Nobody is losing Batman to anything or anyone. But it is a fact that this film is going to carry the stigma of a shooting that happened at a premiere for it.
It is not "unfair". It is a movie.
What is "unfair" is that 12 people are dead, and dozens more injured, because of a sick and twisted individual.
Personally, the last thing I am concerned about is the stigma attached to a movie because of it.
When Batman movies and comics start becoming banned and censored, then I will care.
But this incident being called "The Dark Knight Massacre", or "The Batman Massacre" is an accurate description of what it was, and whatever stigma this movie carries with it because of it is not "unfair".

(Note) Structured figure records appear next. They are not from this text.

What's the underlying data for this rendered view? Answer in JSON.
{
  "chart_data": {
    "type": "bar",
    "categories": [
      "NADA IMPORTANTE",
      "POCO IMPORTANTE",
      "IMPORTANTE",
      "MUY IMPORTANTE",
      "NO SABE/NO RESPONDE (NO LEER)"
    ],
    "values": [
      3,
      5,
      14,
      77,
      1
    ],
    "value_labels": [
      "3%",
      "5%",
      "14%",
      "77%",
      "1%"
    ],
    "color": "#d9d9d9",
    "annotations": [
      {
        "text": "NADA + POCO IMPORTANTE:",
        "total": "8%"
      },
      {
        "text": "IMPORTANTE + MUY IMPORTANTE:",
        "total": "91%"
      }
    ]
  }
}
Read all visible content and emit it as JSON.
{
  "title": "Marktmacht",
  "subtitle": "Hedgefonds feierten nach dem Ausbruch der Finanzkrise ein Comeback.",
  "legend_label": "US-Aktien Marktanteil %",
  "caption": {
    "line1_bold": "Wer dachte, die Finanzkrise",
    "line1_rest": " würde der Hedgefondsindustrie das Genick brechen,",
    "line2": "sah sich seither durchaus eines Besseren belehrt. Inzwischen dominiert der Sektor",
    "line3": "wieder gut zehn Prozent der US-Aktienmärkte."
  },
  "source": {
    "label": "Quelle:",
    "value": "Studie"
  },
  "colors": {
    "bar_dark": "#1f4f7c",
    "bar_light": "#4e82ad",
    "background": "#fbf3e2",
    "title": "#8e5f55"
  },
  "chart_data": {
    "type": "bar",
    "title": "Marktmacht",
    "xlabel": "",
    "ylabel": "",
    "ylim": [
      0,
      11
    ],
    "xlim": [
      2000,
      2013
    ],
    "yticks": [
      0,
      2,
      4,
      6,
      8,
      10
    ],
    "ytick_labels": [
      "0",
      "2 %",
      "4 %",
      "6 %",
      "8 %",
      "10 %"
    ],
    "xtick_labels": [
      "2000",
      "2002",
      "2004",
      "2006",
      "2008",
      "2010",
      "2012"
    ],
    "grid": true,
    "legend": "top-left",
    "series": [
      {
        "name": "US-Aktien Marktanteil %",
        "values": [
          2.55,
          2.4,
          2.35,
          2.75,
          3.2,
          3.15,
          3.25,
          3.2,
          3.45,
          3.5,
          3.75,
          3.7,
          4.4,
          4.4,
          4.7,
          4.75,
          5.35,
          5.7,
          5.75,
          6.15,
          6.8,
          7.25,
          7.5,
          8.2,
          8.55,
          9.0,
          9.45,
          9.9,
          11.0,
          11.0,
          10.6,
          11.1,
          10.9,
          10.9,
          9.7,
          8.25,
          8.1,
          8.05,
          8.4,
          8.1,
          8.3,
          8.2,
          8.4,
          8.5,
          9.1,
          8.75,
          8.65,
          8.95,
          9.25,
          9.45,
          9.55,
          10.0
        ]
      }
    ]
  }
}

I think we as fanboys are focusing on the wrong issues, when we are concerned about this being called the "Dark Knight Massacre", or the media comparing him to The Joker.
Is it stupid that the media is trying to connect this to the material more than it really is connected? Yes. It's nothing more than trying to gain ratings by creating a story where there isn't one, when you're trying to compare this guy to The Joker. But I think there's an aspect of "priorities in the wrong place" when fanboys are getting upset about how fictional characters are being treated in light of all of it.
I think the point he was going for was the fact that the gun was designed to kill people. Whereas comic books were designed for escapist fantasy. More that a gun can be used to kill a person, a 22 page comic can't.
The argument (not one that I agree with) is that violence in comic books (and movies, and video games, and music) do make people become violent, and commit crimes, because they are influenced by what they see.
The same way the argument (again, not one that I agree with) is that easier access to a gun leads to a higher likelihood of committing a violent crime.
My argument is that the crime would have been committed regardless of influence of comic books or access to guns. If he was going to do this, he was going to do it regardless. It wouldn't matter if he had read Batman comics or not, and it wouldn't matter if the guns he had were legal or not. He would have committed the crime anyways. And if not this crime, then another.